Large adipose tissue generation in a mussel-inspired bioreactor of elastic–mimetic cryogel and platelets
Soft tissue generation, especially in large tissue, is a major challenge in reconstructive surgery to treat congenital deformities, posttraumatic repair, and cancer rehabilitation. The concern is along with the donor site morbidity, donor tissue shortage, and flap necrosis. Here, we report a dissection-free adipose tissue chamber–based novel guided adipose tissue regeneration strategy in a bioreactor of elastic gelatin cryogel and polydopamine-assisted platelet immobilization intended to improve angiogenesis and generate large adipose tissue in situ. In order to have matched tissue mechanics, we used 5% gelatin cryogel as growth substrate of bioreactor. Platelets from the platelet-rich plasma were then immobilized onto the gelatin cryogel with the aid of polydopamine to form a biomimetic bioreactor (polydopamine/gelatin cryogel/platelet).
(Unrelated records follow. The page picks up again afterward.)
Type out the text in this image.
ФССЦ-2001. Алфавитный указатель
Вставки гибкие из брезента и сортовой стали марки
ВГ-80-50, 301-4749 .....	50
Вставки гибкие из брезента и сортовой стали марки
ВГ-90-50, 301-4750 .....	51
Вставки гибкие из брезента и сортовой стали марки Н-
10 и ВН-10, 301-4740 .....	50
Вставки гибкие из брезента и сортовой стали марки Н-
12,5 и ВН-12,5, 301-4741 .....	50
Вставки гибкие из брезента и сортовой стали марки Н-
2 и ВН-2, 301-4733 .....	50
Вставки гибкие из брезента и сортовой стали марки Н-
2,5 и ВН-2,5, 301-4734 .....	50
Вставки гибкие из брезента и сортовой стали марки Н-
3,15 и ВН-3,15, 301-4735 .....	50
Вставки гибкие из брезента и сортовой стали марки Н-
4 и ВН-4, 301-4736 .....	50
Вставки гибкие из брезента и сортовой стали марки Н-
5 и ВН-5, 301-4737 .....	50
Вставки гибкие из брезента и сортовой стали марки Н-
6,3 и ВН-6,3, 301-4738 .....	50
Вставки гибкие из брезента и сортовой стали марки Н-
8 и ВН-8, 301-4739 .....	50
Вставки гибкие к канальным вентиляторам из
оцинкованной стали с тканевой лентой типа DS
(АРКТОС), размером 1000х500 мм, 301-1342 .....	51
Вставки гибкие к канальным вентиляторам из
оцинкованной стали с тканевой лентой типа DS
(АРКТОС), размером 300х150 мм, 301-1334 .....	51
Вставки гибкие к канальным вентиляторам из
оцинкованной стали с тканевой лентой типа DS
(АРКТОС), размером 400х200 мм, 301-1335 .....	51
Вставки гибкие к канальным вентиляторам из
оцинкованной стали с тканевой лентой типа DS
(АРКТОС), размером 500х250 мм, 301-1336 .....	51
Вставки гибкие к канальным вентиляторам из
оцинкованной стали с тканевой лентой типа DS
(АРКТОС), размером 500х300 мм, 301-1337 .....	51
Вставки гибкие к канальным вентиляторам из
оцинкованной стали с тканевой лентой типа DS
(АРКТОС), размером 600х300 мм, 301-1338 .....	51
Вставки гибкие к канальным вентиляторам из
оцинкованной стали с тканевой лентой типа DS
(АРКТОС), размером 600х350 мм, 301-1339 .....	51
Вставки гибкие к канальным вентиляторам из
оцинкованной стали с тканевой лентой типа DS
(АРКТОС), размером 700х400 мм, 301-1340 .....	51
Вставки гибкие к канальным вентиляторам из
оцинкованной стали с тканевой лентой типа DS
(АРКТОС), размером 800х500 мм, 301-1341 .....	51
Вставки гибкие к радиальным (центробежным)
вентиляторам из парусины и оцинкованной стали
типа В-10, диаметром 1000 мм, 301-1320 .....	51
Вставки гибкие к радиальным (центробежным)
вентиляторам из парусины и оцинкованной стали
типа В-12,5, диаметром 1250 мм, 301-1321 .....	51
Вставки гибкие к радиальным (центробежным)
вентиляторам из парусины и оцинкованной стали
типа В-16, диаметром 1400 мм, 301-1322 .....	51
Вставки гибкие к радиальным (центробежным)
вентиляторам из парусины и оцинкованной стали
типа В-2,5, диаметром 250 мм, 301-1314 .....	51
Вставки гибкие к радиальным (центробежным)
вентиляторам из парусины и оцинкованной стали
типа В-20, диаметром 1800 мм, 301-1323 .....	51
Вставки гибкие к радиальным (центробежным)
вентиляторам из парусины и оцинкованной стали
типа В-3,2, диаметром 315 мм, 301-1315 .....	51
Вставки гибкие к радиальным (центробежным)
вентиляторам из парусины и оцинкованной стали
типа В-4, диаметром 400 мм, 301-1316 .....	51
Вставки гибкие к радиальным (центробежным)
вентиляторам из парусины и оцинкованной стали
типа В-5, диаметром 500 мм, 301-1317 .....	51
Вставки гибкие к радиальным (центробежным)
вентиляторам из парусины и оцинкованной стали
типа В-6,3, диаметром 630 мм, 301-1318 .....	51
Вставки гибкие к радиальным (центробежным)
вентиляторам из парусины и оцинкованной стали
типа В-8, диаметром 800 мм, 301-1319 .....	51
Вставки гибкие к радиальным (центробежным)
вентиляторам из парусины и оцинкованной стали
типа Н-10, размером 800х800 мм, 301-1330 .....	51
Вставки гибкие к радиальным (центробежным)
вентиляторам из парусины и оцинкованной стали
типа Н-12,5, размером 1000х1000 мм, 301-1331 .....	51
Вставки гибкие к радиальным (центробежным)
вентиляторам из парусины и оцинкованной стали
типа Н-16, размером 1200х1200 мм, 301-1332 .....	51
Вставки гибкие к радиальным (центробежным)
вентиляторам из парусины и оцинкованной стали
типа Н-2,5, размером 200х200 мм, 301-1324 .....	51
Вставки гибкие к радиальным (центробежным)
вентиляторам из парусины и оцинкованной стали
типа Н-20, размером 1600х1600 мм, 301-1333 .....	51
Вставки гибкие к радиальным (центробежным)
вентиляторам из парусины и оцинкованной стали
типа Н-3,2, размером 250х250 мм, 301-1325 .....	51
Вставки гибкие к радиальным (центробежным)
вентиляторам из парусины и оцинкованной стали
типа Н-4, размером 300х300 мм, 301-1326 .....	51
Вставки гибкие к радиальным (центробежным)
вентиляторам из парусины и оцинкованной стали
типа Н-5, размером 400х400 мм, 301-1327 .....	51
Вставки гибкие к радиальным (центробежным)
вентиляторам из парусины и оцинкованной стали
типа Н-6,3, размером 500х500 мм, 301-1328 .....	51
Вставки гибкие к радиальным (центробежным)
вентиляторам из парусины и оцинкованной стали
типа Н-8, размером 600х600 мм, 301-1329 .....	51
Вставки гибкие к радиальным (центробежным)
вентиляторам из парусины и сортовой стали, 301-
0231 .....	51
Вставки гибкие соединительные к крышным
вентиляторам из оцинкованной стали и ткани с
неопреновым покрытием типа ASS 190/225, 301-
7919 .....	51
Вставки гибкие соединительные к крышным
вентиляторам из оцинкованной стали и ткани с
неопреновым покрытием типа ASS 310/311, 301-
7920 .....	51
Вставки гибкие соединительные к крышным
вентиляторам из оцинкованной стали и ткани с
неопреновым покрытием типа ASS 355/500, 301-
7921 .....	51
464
Platelets on the substrate led to a sustained high release in both platelet-derived growth factor and vascular endothelial growth factor compared with non-polydopamine-assisted group. The formed bioreactor was then transferred to a tissue engineering chamber and then inserted above inguinal fat pad of rats without flap dissection. This integrate strategy significantly boomed the vessel density, stimulated cellular proliferation, and upregulated macrophage infiltration. There was a noticeable rise in the expression of dual-angiogenic growth factors (platelet-derived growth factor and vascular endothelial growth factor) in chamber fluid; host cell migration and host fibrous protein secretion coordinated with gelatin cryogel degradation. The regenerated adipose tissue volume gained threefold larger than control group (p < 0.05) with less fibrosis tissue. These results indicate that a big well-vascularized three-dimensional mature adipose tissue can be regenerated using elastic gel, polydopamine, platelets, and small fat tissue.